The Letters We Keep by Nisha Sharma, Skyscape, $28.99. On her first day of freshman year, aspiring engineer Jessie Ahuja is introduced to two campus legends.

The legend of Davidson Tower, where more than fifty years ago, two students in love disappeared in a devastating fire. And to campus legend Ravi Kumar, a handsome, privileged nepo baby.

He is aggravatingly charming and nice and though she comes from a different world and believes they can have nothing in common, he gets under her skin. He teases her by addressing her as Jessie Jaisi Koi Nahin, referencing a television show that she has never watched!

When a campus prank locks them both in the haunted tower, Jessie discovers handwritten letters from the fabled lost students in a hollowed out copy of Persuasion. The letters offer clues about what happened to the interracial star-crossed lovers and Jessie and Ravi are drawn together in their search for answers, in their desire to learn how that love story panned out. After all, it was playing out just a few years after the landmark Loving v. Virginia case when a court struck down state laws banning marriage between individuals of different races.

The Letters We Keep explores privilege and class and the truth in desi stereotypes in a fresh, fun way.

When Jessie’s parents visit her on parents’ weekend, her mother is dressed in “capris and a visor, while her father wore a polo shirt tucked into the jeans he had hiked up to his mid-torso”. The description is bound to bring a grin to your face!

Nisha Sharma found inspiration for her first adult romance in the letters she found among her grandmother’s papers after she passed.

She has dedicated this book to the “desi moms who came to the US and always wanted to go to college but never could. Don’t worry, mamas. You raised a generation of strong, resilient, beautiful daughters who carry the torch in your honour”.

THE SONGS OF SPRING

A Nature Poem For Every Spring Evening, Edited by Jane McMorland Hunter, Batsford, $26.95. Though we step into spring in March, it arrives slowly, hesitantly, in my garden only in late April or May.

A Nature Poem For Every Spring Evening meets me there.

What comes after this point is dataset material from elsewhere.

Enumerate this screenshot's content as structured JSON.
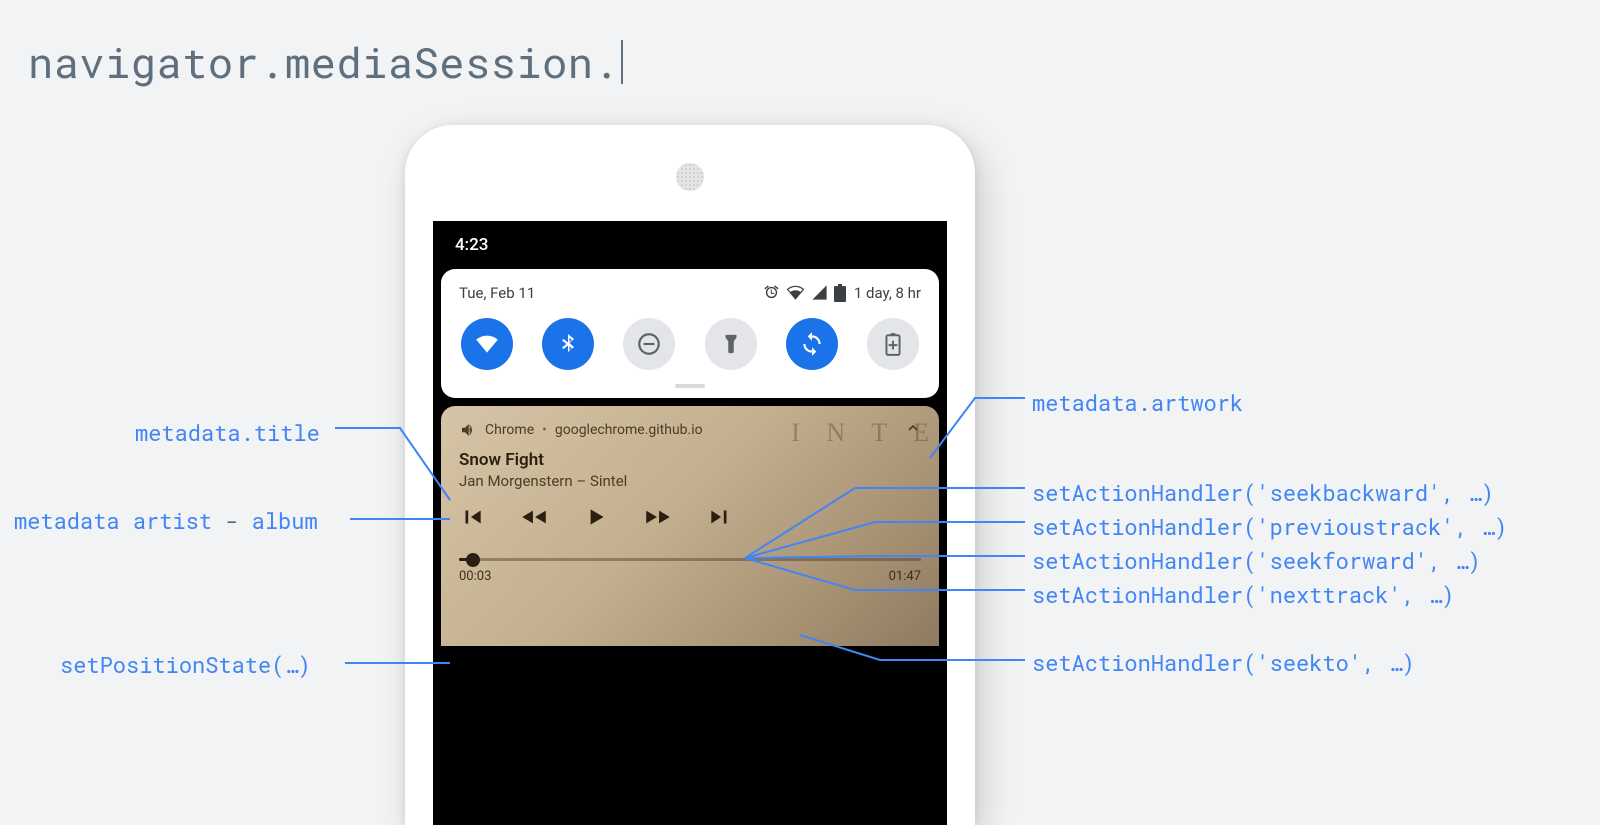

This is what I find for May 11, for instance:

Simple and fresh and fair from winter’s close emerging,

As if no artifice of fashion, business, politics, had ever been,

Forth from its sunny nook of shelter’d grass – innocent, golden, calm as the dawn,

The spring’s first dandelion shows its trustful face.

– The First Dandelion by Walt Whitman.

I dive with great pleasure into this sublime compilation of nature poems. The words of famous poets and lesser-known voices combine with beautiful illustrations to celebrate a wondrous season of new beginnings.

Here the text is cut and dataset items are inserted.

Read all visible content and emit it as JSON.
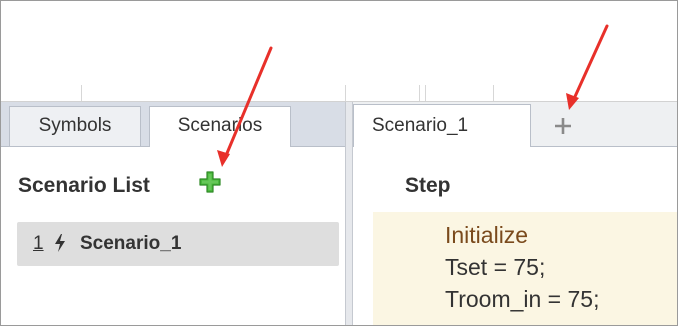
{
  "left_tabs": [
    {
      "label": "Symbols",
      "active": false
    },
    {
      "label": "Scenarios",
      "active": true
    }
  ],
  "scenario_list": {
    "header": "Scenario List",
    "add_icon": "plus-icon",
    "items": [
      {
        "index": "1",
        "icon": "bolt-icon",
        "name": "Scenario_1"
      }
    ]
  },
  "editor": {
    "tabs": [
      {
        "label": "Scenario_1",
        "active": true
      }
    ],
    "add_tab_icon": "plus-icon",
    "step_header": "Step",
    "step": {
      "title": "Initialize",
      "lines": [
        "Tset = 75;",
        "Troom_in = 75;"
      ]
    }
  },
  "colors": {
    "add_icon_green": "#49b83c",
    "annotation_arrow": "#e8302a",
    "step_background": "#fbf6e3",
    "step_title": "#7a4a1c",
    "row_highlight": "#dedede"
  }
}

GHOST TOURS OF TORONTO ISLANDS!

Ghostlight by Kenneth Oppel, Puffin, $12.99. Every day, Gabs takes people on ghost tours of Toronto Islands. But he doesn’t actually believe in ghosts – until he accidentally awakens the spirit of a girl. She is here to set the record straight. Can Gabs help her do that? From the author of books like Silverwing, Sunwing and Firewing that have been enjoyed by a generation or two of readers.

BE LIKE A POSSUM

When In Doubt, Play Dead by Ally Burguieres, Quirk Books, $17.50. This delightful little book provides life advice from an unexpected source, as the tag line says.

Such as, “Opossums only live for about three years, which means they have even less time than most of us to waste on stress and drama”.

And, “Eat veggies! Yours or someone else’s – it doesn’t matter”.

Reject limiting misconceptions about your own abilities and embrace a uniquely opossum way of seeing the world!

A SCI-FI WHODUNIT

Fractal Noise by Christopher Paolini, Tor Publishing, $38.99. The prequel to To Sleep in a Sea of Stars, is set in 2234, on Talos VII. The crew of the Adamura must discover who built the mysterious abyss on the seemingly uninhabited planet.  

Sure to find new fans among the 14-plus, and their parents who grew up devouring Paolini’s earlier best-sellers Eragon and Eldest, etc.

TEEN REVIEW

By HARSHITA KAUSHAL

Refugee by Alan Gratz, Scholastic Press, $20.8. Refugee is an eloquently written piece of work, following the stories of three young children and their families, each in the hope of finding refuge.

They are forced to flee their brutal homelands in different eras. It is a story that touches your heart and leaves you shaken as you discover the difficulties faced by Josef, escaping the 1930s Nazi Germany attacks; Isabel, fleeing Cuba in 1994; and Mahmoud, getting bombed out of his home in Syria in 2015.

Alan Gratz has done a great job in helping readers understand that there is always room for compassion and peace. That with peace, the world can become a place for every individual to feel safe.

He uses details to create imagery and tie the stories together.

As you read this book, you discover the unimaginable experiences of survivors of significant events in world history.

Overall, Refugee is an outstanding novel, with the main purpose of educating and delivering the importance of having the courage to step up and make a change. This story is something you don’t want to miss, serving as a reality check of the hardships faced by refugees globally. 

• Harshita Kaushal is a youth volunteer at Brampton Library.